We were so lucky to have him. Revell was a magnet that drew everyone to us. Most days, we’d have at least five people there, part of the same regular crew who also kept a group-text going all day: Nigel, Dook, Trell, Tommy, Mark, Rance, Kewayne, Tyran, K’Shawn. If the group left, it was usually to get their hair twisted by Nigel’s sister, at his house. They didn’t really go anywhere else. When Revell was home, if he wasn’t on the phone with Malae, he was focused on music: studying marching-band videos or listening to NBA Youngboy or Lil Kee. 

Our little group was not naïve about the city and its sinister level of gun violence. It was by design that they stayed home and out of the way. They wanted more in life. But at the most basic level, they wanted to live.

“I got you.”

On Sunday, when I had to leave suddenly to go visit my ailing mother in Minnesota, I placed the keys for my Jeep in Revell’s hands as I got into the Uber. He and Hector’s girlfriend Jacey were the only licensed drivers, so I asked them if they would get everyone to and from work while I was gone.

“We got you, Ms. K.,” Revell said.

And they did. On Monday, at a little bit before 3 p.m., Jacey drove my Jeep to pick up Trell and Vell from the theater program: Trell sat in the back and Vell in the front. They were feeling good about the monologues they’d done that day. The mood in the car was good.

Next stop was to get Nigel at his summer job. But first, they stopped to get gas at the Shell station at the corner of Franklin and St. Claude avenues. There, they noticed that a man was staring at them hard, but they didn’t know him, so they just got in the car and left.

Others nearby recognized the shooter as a frequent, though problematic customer who had been barred from entering some businesses. He must have thought he saw someone else when he saw Revell.

Because when the Jeep drove out of the gas station and turned toward the McDonald’s, the man apparently got into a car.
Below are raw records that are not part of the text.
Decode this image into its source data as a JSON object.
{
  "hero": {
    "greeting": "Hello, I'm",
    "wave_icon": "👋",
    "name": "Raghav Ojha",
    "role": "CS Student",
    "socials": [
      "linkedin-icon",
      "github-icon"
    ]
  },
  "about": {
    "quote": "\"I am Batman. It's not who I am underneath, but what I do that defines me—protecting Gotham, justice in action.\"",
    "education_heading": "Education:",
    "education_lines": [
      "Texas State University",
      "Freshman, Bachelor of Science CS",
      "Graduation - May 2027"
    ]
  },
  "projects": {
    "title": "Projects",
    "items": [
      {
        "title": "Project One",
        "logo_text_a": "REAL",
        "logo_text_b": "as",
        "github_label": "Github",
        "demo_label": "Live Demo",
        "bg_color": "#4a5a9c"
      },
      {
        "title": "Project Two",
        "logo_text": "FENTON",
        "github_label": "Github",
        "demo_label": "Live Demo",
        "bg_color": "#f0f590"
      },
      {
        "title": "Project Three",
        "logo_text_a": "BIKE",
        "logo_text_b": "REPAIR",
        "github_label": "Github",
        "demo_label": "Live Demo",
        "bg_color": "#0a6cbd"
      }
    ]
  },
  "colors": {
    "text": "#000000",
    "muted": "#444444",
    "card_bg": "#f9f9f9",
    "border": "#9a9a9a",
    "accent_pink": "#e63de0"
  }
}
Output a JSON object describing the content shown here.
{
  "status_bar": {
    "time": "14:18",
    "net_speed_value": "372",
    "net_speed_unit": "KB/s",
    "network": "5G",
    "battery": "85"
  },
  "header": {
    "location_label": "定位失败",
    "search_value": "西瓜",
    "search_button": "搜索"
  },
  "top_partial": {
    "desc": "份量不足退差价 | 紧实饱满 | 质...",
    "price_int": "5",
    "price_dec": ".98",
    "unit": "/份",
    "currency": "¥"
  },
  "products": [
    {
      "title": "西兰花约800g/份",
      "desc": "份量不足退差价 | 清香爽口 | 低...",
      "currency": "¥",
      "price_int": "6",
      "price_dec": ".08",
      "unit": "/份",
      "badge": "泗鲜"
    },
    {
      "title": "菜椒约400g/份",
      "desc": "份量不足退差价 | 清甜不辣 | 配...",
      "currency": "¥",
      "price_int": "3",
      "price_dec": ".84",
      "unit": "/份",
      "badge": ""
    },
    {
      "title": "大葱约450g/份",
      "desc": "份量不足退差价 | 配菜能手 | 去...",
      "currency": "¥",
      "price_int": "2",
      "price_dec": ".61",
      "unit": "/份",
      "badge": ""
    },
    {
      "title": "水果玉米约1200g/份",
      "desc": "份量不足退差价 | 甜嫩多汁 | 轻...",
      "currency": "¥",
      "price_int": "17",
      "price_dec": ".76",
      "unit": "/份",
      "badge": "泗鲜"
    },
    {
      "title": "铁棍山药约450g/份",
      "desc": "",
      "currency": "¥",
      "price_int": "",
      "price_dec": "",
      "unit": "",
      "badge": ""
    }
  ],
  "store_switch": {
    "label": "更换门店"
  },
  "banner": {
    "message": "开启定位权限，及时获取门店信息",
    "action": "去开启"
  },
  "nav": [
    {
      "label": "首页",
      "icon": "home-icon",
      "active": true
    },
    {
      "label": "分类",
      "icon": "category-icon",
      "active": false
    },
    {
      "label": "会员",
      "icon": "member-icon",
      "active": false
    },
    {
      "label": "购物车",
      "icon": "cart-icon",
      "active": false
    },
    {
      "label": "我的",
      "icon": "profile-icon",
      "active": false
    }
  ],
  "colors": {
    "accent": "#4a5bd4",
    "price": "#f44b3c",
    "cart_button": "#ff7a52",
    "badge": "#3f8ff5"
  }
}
But the kids in the Jeep didn’t see that.

So, when the stoplight turned red, Jacey stopped the Jeep. She told Revell what she had going on for the rest of the day and what he might need to do.

“I got you, you’re straight,” he told her, with a smile. “Full teeth,” she recalled  later.

Then she heard a boom and saw him slump. The security cameras from the gas station – which also captured a very clear image of the suspect – show that the same man drove next to them in the bike line, shot once at Revell through the passenger window and sped off.

Revell did not survive. He was only 18. The city’s persistent gun violence has never seemed more senseless. 

He is survived by his parents, Revert Andrews Sr. and Deanna Powell Andrews, three older brothers: Dana Williams, Revon Andrews, Revert Jr. Andrews, and his little brother, Devello Andrews.